Le Bout du Monde
"On se tient au bord et la terre s'arrête, simplement — pas de garde-fou, pas de clôture, juste le vide."
Le Bout du Monde — Jebel Fihrayn — est à quatre-vingt-dix minutes au nord-ouest de Riyad, mais ces quatre-vingt-dix minutes incluent un tronçon de piste qui justifie à lui seul la destination. La falaise est une section de l’escarpement du Tuwaiq, une muraille de calcaire qui chute de 300 mètres jusqu’à une plaine qui fut autrefois le fond d’une mer ancienne. On se gare, on marche jusqu’au bord, et le sol s’arrête, tout simplement. Pas de barrière, pas de garde-corps, pas de panneau d’interprétation. Juste la chute, la plaine qui s’étire jusqu’à l’horizon, et un vent qui monte d’en bas.
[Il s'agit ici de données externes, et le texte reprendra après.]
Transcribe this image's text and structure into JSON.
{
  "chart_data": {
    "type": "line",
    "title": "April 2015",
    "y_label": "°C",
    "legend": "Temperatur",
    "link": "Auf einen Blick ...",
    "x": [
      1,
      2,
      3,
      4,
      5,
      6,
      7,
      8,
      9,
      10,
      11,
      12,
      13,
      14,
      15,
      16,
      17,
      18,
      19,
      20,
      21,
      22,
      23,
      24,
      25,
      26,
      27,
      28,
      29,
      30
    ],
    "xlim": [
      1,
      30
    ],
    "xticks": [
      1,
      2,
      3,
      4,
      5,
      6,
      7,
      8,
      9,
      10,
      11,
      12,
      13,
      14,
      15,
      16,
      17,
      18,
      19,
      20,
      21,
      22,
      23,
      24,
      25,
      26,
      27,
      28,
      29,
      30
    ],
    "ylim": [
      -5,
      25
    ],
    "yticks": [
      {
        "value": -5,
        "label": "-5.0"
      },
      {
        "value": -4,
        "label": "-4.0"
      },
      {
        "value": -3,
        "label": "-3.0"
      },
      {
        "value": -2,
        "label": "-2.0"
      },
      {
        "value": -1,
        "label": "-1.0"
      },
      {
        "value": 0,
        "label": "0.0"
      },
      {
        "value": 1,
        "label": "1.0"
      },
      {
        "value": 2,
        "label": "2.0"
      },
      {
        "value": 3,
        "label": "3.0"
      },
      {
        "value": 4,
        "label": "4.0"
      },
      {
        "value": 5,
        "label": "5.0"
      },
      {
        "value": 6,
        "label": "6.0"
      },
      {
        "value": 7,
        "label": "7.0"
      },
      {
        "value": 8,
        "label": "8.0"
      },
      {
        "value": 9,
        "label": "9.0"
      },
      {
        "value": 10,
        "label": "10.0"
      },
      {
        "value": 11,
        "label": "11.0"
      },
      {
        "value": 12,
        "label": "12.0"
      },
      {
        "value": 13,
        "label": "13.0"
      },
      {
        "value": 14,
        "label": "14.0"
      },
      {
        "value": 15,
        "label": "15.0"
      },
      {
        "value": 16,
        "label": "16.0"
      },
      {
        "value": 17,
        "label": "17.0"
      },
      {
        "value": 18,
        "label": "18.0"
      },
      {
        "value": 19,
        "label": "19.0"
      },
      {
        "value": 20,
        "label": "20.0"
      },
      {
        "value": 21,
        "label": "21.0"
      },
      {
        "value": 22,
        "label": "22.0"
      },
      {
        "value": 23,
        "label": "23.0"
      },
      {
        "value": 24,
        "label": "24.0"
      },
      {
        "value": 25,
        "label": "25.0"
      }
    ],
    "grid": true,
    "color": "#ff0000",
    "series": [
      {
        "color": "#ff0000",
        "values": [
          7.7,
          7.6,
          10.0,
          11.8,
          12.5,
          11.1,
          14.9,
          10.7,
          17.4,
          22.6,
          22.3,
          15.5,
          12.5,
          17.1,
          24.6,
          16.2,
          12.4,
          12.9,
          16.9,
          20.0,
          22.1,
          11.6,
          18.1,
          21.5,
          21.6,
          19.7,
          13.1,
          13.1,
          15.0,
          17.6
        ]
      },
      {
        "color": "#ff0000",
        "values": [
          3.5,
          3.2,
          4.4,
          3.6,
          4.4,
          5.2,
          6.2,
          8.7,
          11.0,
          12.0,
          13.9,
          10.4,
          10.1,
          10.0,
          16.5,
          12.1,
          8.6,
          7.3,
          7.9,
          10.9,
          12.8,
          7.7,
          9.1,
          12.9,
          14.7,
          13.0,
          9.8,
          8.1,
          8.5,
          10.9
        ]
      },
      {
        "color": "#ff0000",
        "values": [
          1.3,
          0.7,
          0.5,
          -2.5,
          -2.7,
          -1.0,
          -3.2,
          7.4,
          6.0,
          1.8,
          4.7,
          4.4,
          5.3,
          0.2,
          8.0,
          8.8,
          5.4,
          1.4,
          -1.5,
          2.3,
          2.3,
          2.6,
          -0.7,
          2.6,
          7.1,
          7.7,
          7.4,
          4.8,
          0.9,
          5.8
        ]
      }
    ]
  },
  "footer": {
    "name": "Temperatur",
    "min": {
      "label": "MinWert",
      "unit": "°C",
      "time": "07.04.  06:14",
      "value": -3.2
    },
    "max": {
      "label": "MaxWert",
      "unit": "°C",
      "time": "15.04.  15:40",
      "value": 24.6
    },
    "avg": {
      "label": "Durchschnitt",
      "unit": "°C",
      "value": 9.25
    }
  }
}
J’ai été au bord du Grand Canyon, aux falaises de Moher, au bord du Copper Canyon au Mexique. Aucun ne produit le même effet que cet endroit, parce qu’aucun ne réunit les mêmes ingrédients : la platitude absolue de la plaine en contrebas, l’absence totale d’infrastructure humaine au belvédère, et la conscience que l’on se tient sur le fond d’un océan jurassique que la terre a décidé de basculer vers le ciel. Les fossiles dans le calcaire le confirment — coquillages et créatures marines pressés dans la roche, leurs formes visibles à l’œil nu, témoins d’un océan qui recouvrait la péninsule Arabique quand les dinosaures réglaient encore leurs affaires.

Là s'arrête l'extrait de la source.